Dr Teoh, from Bishop’s Stortford, Hertfordshire, worked as a trauma and orthopaedic consultant and had been awarded several international fellowships.

He was based at the NHS Princess Alexandra Hospital in Harlow.

Harley Street colleague Professor Paul Lee described the doctor as a “guiding light” in an emotional tribute.

He said: “It is with profound sorrow that we announce the passing of our esteemed colleague and dear friend, Mr Kar Teoh, a respected trauma and orthopaedic consultant who left us too soon.

“He was a guiding light in our professional community, a devoted friend, and a cornerstone of many significant projects. For those of us privileged to call him a friend and colleague, Kar was a trustworthy and steadfast presence.

“The loss of Mr Kar Teoh leaves a void in our hearts and community. His professional dedication was unparalleled, but it was his personal warmth, his commitment to friendship, and his unwavering support that we will remember most fondly.”

Prof Lee said a JustGiving page had been set up in Dr Teoh’s memory to help support his family – which had, within hours, raised £25,000.

The 40-year-old was killed after taking a wrong turn from the airport in Cape Town
The 40-year-old was killed after taking a wrong turn from the airport in Cape Town

Friends were invited to send pictures and memories of the much-loved surgeon.

Two years ago, Dr Teoh won the Presidential Prize at the European Foot and Ankle Society conference in Lyon for his research.

Former neighbours of the surgeon expressed their horror on hearing of his tragic death.

Julia Coombs, 41, said: “It’s very, very sad – he was not old at all. He had a young child. It’s shocking – poor family.”

The mum-of-one added: “He was very friendly and down to earth – very polite and helpful.”

Residents in the quiet road in Bishop’s Stortford said the Teoh family moved out in June.

Dr Teoh was said to have moved in four years ago before being joined by his wife Sara, who works as a dentist.

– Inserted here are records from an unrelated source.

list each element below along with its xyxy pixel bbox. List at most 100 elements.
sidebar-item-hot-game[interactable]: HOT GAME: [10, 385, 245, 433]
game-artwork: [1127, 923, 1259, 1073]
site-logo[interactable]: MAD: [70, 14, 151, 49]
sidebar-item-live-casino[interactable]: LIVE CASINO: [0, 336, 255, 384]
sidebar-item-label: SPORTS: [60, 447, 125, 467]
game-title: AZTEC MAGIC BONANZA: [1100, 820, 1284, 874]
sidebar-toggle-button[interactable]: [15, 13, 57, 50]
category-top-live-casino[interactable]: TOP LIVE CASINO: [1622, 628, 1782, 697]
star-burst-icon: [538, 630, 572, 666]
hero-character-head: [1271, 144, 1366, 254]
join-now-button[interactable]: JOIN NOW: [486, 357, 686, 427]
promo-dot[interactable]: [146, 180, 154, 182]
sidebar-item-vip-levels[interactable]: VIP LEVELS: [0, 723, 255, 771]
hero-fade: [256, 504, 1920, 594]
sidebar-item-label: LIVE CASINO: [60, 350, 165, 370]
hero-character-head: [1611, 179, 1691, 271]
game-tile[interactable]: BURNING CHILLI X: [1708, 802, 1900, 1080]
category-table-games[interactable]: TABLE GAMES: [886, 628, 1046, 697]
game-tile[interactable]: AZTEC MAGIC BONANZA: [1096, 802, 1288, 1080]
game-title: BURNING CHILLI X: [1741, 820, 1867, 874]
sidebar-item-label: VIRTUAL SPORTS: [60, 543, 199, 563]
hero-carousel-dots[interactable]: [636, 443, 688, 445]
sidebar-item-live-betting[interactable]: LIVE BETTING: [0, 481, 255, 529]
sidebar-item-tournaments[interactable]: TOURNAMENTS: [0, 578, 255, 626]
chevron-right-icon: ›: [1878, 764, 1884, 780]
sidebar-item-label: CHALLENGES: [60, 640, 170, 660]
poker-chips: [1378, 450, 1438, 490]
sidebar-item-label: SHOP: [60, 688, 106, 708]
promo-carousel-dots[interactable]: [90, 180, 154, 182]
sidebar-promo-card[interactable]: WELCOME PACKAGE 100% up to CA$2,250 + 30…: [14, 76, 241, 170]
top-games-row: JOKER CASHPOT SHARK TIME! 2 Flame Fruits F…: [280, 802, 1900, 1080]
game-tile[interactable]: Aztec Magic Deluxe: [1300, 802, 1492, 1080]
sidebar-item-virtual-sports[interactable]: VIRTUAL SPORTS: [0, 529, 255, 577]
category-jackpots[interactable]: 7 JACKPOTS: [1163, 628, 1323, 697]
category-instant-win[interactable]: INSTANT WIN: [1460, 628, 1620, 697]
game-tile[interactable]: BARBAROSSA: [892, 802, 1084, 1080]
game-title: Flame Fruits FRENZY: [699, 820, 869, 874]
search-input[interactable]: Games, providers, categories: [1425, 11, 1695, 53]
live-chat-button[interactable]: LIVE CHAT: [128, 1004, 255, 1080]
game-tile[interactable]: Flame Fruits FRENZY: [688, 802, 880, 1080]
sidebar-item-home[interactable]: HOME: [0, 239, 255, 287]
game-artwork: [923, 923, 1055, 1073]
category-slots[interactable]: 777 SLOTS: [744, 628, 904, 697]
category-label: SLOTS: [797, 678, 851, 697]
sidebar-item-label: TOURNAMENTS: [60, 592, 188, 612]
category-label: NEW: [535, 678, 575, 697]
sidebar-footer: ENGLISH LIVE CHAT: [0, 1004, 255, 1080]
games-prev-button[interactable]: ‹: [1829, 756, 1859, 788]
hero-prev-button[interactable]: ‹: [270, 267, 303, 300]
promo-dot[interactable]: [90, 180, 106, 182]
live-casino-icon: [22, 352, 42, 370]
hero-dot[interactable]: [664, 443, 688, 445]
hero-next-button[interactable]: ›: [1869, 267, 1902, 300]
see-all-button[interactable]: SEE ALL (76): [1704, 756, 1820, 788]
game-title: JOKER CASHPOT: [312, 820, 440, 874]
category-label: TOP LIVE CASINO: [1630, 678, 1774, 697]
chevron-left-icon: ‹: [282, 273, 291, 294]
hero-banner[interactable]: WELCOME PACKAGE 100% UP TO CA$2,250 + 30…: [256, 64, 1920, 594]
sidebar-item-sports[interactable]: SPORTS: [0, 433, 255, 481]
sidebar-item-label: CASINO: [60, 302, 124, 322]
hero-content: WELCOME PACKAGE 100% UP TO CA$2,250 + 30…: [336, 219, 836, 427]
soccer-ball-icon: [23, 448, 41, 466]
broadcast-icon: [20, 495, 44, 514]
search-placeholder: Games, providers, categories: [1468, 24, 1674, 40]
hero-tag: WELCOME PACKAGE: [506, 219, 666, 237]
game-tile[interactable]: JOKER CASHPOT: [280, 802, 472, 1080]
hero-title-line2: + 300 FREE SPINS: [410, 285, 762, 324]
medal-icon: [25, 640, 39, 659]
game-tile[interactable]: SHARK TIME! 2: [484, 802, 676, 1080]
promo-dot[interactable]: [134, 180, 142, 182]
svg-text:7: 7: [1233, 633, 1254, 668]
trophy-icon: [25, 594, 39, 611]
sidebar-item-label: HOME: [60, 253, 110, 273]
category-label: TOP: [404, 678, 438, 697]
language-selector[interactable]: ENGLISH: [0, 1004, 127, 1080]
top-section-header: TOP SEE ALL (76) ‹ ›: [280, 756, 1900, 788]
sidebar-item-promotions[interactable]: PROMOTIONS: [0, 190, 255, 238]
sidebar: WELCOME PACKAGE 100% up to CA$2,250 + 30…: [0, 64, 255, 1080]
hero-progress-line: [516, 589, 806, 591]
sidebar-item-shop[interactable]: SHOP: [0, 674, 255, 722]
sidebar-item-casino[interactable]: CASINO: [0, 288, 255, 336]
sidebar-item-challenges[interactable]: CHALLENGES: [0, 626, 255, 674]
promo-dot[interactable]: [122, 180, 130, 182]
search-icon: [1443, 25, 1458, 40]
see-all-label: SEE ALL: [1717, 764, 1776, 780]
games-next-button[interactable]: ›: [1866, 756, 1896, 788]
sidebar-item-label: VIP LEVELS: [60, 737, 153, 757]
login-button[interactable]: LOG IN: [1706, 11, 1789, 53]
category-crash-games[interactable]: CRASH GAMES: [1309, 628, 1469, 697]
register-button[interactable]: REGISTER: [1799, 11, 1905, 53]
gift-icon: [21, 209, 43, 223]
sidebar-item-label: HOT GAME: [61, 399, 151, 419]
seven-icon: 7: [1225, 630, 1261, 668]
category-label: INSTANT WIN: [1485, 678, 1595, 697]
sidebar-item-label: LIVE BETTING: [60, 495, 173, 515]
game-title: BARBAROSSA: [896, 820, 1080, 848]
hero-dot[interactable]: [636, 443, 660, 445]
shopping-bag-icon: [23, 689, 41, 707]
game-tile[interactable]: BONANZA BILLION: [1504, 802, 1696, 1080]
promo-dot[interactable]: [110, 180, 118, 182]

The neighbour, who asked not to be named, added: “I only heard the news this morning, I was quite shocked – this happened right in front of his family.” 

She said an older couple, believed to be either Dr Teoh’s or his wife’s parents, also lived at the mid-terrace townhouse, and would take the medical couple’s young child to nursery. 

Lirandzu Themba, the spokeswoman for South Africa’s police minister, said the doctor took a wrong turn towards Nyanga.

“In Ntlangano Crescent a number of suspects approached his vehicle, shot and killed him. No arrests yet,” she said.

A Foreign Office spokesman confirmed it was supporting Mr Teoh’s family and speaking to local authorities.

Protests erupted after new laws were brought in for taxi drivers
Protests erupted after new laws were brought in for taxi drivers. Credit: Reuters

Protests erupted after a law was introduced giving the authorities the power to impound taxi driver’s vehicles for driving without a licence, or registration plates.

Cops started impounding vehicles last week – sparking violence as protesters torched buses and cars and pelted the police with stones.

The office of the City of Cape Town said the riots had hit commuters leaving people stranded due to attacks on public transport.

Cape Town city mayor Geordin Hill-Lewis said: “In Cape Town, violence will never be tolerated as a negotiating tactic.”